Carson Meier (born June 29, 1995) is an American former professional football player who was a tight end in the National Football League (NFL). He played college football for the Oklahoma Sooners.

==College career==
Meier was a member of the Oklahoma Sooners for five seasons, redshirting his true freshman season. He spent the next three seasons playing special teams and the H-back position, where he was used exclusively as a blocker. As a redshirt senior, Meier caught 19 receptions for 327 yards and four touchdowns and was named second-team All-Big 12 Conference by the league's coaches.

==Professional career==
===Jacksonville Jaguars===
Meier signed with the Jacksonville Jaguars as an undrafted free agent April 27, 2019. He was cut by the Jaguars at the end of training camp.

===Atlanta Falcons===
Meier was signed to the Atlanta Falcons practice squad on September 3, 2019. Meier was promoted to the Falcons' active roster on November 27. He made his NFL debut the next day, starting at tight end against the New Orleans Saints.

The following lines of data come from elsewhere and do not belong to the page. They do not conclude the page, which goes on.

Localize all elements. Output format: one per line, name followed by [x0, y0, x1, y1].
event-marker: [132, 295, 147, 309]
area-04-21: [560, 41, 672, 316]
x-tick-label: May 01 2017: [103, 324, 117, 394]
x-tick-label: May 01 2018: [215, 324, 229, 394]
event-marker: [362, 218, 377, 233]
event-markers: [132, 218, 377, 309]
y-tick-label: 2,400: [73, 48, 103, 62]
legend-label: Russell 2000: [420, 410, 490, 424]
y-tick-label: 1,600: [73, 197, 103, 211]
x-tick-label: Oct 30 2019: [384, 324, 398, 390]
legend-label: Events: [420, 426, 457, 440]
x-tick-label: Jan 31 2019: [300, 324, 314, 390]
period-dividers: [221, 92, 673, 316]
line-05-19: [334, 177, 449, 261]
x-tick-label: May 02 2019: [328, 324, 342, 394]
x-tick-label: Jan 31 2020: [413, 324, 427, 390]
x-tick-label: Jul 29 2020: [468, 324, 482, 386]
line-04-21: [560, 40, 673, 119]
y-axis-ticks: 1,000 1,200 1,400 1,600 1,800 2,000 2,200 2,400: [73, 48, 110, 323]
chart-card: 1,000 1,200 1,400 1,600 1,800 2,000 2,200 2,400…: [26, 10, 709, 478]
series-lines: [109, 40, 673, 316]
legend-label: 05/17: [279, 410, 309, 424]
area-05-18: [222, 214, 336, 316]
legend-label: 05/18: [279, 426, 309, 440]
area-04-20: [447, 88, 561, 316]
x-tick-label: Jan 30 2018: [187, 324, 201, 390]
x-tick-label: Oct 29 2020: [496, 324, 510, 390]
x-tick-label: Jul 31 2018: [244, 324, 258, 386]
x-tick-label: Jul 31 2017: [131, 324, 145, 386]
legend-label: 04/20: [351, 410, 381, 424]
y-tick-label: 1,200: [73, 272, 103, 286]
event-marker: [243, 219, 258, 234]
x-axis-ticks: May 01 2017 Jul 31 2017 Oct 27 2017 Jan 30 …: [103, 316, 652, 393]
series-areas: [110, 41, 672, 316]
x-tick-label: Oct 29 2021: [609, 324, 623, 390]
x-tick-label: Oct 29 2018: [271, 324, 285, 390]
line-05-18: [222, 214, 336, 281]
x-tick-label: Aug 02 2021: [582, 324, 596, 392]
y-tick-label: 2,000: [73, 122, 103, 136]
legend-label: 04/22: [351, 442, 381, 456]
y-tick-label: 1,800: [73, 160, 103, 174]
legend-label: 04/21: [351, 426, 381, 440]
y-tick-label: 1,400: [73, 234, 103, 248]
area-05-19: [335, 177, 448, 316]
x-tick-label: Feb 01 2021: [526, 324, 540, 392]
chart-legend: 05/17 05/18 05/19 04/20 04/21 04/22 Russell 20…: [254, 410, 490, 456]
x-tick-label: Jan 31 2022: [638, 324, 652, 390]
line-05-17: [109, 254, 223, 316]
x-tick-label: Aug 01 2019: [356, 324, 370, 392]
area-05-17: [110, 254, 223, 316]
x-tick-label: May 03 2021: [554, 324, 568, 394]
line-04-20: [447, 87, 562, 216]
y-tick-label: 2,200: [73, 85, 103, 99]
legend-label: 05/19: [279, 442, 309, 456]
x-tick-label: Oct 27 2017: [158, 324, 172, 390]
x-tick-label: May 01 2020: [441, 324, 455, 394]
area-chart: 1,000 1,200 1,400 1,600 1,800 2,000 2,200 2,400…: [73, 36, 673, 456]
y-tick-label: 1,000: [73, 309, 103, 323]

He was waived on December 7, 2019. Meier was re-signed to the Falcons' practice squad on December 10, 2019. On December 30, 2019, Meier was signed to a reserve/future contract. He was waived with an injury settlement on August 14, 2020.

===Miami Dolphins===
On July 26, 2021, Meier signed with the Miami Dolphins. He was waived on August 16.